ICC Report

Woody VASULKA

「ウッディ・ヴァスルカ/ワークショップ」

1998年7月31日・8月7日
ギャラリーD



ウッディ・ヴァスルカ「ザ・ブラザーフッド」展に関連して開催された2回のワークショップは,ともにほぼ同じ内容のものであった.基本的には同展の作品のコンセプトや,シリーズ的な展開の経緯を語るものであったが,話の中心は作品の具体的な面への言及より,やはりそのメイン・コンセプトである「ブラザーフッド」という概念についてが主であった.

彼が語る「ブラザーフッド」という概念は,われわれ日本人にはきわめて理解しがたいものである.一言で言えばいわゆる男性主義と訳すしかないのであろうが,男性主義という,どことなく社会的,政治的なイメージを感じさせる抽象的な概念というより,彼の言に従えばもっと無意識的なオブセッション,男性の飽くことなき欲望の総称に近い.それはもちろん性的な欲望に強く裏打ちされたものであり,それが特に今世紀のテクノロジーの発展の原動力であったと彼は強調した.それが現象としての近代戦争の一因であるという.

ただし,彼は本展において,その作品の主要部分を軍事廃棄物から流用しながらも,作品を具体的な兵器,あるいは戦争機械というイメージに単純には結びつけたくはなかったと述べた.なぜならば,彼は「ブラザーフッド」は現代の不可避的な一つのイデオロギーであり,それ自身が社会的,歴史的な文脈の上で何らかの価値判断を受けるべきではない,とのスタンスに立つからである.彼にとってそれはある意味で自分の制作の原動力でもあり,純粋な機械との「遊び」の母体ともなるエネルギーでもあるとするからである.

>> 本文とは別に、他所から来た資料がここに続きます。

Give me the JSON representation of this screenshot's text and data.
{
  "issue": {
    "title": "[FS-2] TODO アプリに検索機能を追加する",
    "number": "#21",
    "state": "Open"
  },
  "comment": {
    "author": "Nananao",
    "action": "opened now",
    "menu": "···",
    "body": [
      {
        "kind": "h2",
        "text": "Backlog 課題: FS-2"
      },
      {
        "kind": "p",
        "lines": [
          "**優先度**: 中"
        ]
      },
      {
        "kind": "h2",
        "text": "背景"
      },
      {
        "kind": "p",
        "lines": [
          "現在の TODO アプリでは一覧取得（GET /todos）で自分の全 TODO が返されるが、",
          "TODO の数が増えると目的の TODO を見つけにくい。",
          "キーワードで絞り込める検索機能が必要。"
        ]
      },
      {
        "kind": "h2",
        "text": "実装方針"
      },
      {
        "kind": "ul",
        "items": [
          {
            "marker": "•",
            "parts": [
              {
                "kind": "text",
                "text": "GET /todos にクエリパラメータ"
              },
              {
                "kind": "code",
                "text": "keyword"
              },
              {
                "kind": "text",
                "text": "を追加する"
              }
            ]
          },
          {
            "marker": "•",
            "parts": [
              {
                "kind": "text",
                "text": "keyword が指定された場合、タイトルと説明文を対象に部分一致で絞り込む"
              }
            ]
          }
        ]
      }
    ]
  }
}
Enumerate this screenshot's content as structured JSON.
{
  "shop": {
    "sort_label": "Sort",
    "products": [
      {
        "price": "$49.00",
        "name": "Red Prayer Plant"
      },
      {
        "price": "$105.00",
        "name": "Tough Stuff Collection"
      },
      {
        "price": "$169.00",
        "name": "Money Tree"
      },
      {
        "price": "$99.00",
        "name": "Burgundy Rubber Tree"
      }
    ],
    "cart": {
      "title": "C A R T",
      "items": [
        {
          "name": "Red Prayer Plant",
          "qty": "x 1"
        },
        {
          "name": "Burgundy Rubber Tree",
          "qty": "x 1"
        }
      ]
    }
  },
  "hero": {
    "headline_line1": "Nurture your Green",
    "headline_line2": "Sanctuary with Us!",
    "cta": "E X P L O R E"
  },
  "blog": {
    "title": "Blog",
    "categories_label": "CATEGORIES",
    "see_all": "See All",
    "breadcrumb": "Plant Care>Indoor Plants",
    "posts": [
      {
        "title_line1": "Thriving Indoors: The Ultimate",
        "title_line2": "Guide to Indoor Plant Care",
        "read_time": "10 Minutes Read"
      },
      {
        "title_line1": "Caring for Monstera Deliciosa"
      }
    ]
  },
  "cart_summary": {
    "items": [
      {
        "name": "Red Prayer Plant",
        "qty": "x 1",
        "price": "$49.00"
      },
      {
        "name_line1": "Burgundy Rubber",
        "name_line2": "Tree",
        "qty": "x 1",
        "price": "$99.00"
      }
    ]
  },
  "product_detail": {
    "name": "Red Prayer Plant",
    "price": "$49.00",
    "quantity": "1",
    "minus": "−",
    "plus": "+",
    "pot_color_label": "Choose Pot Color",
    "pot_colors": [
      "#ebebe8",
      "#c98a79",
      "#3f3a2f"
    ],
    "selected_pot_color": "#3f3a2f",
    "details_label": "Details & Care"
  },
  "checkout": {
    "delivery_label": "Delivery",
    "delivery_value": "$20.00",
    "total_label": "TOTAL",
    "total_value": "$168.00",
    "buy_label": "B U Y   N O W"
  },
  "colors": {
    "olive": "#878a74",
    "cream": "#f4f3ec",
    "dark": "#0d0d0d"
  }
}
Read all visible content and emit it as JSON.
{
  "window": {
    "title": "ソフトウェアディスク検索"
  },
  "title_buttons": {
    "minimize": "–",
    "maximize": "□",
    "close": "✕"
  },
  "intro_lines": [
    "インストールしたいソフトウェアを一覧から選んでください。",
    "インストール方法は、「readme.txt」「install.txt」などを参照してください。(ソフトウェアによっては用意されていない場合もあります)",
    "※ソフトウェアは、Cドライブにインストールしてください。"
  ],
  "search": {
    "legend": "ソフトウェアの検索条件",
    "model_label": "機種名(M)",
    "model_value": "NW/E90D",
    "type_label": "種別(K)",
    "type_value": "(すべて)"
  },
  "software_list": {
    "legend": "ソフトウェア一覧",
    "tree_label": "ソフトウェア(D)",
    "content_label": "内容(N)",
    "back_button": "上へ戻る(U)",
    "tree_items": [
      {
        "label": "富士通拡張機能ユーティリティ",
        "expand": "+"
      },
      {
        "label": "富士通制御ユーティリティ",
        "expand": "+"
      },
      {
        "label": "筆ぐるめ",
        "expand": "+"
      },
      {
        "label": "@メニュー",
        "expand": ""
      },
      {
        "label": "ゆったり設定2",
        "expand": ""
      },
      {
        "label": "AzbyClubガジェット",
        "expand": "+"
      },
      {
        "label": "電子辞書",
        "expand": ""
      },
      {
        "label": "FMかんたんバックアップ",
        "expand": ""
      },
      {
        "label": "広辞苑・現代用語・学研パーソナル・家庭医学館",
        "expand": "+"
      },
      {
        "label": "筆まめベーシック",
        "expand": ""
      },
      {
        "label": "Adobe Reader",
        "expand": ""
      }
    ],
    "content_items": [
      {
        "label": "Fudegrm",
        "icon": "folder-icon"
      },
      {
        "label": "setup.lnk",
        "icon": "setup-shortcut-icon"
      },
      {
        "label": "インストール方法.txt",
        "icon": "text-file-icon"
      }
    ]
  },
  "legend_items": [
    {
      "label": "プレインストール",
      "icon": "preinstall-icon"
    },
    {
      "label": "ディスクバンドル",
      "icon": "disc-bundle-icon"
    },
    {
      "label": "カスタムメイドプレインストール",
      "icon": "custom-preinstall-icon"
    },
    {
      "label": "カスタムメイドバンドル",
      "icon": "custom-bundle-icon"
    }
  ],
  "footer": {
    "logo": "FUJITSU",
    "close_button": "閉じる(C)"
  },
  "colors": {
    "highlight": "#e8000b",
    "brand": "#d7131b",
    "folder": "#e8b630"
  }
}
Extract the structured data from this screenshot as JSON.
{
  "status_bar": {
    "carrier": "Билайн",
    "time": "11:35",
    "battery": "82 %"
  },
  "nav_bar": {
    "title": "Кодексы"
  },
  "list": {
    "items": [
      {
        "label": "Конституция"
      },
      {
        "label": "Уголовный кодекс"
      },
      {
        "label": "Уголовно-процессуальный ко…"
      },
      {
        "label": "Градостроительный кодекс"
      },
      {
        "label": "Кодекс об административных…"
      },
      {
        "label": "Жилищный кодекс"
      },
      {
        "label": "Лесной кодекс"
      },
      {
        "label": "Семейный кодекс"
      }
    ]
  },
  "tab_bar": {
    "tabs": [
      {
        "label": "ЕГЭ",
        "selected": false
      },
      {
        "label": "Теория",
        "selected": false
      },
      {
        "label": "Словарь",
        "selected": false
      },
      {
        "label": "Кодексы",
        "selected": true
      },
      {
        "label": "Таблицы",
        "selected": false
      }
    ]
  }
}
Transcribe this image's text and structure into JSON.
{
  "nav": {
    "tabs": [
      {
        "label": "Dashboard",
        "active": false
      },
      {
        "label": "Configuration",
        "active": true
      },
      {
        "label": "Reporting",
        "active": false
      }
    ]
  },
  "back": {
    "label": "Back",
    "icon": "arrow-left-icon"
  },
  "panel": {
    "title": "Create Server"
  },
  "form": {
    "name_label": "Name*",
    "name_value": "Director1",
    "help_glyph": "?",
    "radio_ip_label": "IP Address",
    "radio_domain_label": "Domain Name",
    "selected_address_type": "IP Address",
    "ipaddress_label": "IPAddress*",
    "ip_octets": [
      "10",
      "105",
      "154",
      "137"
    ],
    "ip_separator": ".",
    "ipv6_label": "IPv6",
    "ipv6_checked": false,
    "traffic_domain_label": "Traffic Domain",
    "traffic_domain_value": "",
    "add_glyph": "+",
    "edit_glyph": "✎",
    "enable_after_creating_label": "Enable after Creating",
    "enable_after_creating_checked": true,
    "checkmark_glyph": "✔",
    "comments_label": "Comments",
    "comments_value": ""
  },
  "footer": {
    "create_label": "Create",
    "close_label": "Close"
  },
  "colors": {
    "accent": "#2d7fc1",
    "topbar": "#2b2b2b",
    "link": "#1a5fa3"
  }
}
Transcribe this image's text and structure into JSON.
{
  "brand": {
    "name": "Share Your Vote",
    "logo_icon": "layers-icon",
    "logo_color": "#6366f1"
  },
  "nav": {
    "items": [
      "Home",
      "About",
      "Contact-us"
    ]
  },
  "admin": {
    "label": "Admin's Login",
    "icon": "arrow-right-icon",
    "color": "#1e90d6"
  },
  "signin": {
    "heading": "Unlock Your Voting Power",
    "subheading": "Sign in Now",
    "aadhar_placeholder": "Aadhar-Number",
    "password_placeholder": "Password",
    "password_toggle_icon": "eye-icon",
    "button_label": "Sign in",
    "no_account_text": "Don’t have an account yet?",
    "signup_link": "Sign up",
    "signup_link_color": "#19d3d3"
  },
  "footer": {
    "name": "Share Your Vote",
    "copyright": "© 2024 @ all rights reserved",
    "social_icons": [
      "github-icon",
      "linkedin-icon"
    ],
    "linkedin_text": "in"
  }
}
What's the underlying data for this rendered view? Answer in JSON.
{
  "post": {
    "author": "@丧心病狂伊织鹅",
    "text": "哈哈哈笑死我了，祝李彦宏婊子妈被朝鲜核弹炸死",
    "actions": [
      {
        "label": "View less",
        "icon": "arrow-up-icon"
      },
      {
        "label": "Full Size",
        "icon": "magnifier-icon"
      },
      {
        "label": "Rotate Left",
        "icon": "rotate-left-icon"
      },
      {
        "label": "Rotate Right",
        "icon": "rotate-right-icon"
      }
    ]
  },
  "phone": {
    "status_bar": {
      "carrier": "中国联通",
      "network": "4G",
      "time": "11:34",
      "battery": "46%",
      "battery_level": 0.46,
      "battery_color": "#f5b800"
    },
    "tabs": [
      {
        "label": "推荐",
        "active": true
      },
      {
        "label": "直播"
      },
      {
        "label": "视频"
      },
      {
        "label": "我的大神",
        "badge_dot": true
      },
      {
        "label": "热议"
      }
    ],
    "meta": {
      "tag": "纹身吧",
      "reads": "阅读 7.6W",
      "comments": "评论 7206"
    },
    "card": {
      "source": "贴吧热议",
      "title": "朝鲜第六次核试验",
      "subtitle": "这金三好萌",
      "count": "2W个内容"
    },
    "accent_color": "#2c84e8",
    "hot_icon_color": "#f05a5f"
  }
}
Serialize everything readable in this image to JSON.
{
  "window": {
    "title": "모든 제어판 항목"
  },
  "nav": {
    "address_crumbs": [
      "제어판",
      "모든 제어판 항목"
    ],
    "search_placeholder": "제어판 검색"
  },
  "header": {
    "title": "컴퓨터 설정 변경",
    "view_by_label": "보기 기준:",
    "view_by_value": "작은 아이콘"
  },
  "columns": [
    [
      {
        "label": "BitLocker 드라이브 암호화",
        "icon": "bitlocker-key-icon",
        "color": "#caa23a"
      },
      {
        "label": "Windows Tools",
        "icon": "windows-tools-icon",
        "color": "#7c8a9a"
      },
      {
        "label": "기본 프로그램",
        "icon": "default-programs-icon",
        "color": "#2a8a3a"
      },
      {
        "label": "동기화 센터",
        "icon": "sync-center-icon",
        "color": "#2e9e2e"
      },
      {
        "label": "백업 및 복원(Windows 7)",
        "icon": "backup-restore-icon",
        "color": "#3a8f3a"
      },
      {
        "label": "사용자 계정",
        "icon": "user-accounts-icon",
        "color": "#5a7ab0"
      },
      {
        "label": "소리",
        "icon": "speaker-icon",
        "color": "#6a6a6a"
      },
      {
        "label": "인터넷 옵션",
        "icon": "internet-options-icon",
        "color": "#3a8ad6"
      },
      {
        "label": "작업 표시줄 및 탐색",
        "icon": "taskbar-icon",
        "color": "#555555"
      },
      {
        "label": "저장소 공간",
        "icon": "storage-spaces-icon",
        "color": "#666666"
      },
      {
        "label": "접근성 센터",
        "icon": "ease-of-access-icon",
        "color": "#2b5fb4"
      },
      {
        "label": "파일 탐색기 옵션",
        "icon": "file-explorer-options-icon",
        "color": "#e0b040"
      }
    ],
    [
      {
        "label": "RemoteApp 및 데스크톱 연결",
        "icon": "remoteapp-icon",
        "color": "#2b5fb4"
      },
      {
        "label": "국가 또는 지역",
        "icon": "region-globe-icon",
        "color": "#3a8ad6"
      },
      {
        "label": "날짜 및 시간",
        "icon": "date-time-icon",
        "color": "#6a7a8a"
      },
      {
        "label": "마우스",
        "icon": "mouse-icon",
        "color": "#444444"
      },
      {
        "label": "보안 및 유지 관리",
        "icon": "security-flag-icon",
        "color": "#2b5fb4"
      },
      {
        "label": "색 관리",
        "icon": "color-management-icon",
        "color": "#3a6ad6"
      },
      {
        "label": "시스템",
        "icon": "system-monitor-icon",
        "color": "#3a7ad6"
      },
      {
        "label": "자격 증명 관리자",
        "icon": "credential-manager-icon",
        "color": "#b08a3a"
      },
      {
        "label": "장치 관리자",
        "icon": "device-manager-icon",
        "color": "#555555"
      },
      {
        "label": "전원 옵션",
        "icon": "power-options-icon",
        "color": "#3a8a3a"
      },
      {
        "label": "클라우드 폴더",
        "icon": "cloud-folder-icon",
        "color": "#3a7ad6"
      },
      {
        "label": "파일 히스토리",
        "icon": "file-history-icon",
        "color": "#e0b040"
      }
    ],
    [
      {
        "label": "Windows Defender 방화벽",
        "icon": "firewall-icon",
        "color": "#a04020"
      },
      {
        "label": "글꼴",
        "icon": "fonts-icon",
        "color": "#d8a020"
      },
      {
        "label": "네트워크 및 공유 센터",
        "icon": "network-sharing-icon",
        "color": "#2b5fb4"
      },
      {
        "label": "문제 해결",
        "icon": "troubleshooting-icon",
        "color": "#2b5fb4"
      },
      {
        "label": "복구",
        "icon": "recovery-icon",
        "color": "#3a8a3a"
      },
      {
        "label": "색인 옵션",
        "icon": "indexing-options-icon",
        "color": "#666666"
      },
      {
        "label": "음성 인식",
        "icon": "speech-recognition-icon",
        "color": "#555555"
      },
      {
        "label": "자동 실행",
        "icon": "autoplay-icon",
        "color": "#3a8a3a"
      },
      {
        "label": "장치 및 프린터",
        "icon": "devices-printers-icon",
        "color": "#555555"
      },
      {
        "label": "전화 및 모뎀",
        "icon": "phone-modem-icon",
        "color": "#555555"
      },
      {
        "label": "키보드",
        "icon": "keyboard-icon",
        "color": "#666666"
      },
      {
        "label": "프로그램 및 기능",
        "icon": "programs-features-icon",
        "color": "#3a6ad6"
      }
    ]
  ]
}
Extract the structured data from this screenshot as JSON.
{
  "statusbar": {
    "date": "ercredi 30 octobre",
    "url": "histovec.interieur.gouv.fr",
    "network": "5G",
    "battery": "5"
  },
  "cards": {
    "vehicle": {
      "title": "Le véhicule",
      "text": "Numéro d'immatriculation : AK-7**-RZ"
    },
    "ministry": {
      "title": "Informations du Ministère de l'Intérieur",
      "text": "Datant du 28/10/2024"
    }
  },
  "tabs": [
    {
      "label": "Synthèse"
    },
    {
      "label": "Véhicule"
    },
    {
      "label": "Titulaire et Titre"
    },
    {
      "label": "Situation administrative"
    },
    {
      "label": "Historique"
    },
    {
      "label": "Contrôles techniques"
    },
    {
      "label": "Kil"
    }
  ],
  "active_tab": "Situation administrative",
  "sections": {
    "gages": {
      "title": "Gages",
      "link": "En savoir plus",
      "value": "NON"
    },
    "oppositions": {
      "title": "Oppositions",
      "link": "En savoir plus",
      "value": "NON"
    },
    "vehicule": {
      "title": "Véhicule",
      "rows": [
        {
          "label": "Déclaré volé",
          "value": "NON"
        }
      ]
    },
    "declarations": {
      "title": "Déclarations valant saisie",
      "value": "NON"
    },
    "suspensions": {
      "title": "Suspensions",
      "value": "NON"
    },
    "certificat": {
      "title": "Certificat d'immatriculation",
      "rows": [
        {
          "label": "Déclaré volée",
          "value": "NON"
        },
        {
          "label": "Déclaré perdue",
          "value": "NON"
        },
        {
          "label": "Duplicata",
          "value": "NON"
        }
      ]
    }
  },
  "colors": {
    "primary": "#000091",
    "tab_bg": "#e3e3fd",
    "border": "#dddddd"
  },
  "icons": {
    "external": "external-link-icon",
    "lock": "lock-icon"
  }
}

よって,彼は繰り返し自分の作品に具体的な意味を与えることを拒否し,まさに無目的な,無内容な戯れとも見える,自分の作品とのスタンスの重要性を強調した. 最後に,彼は「ザ・ブラザーフッド」シリーズが以上のような理由から,永遠に完結しないシリーズであるとし,自分の今後のライフワークとして,新たな機械=テクノロジーとの出会いによって,予想がつかない展開を遂げていくことを希望として述べ,当ワークショップを締めくくった.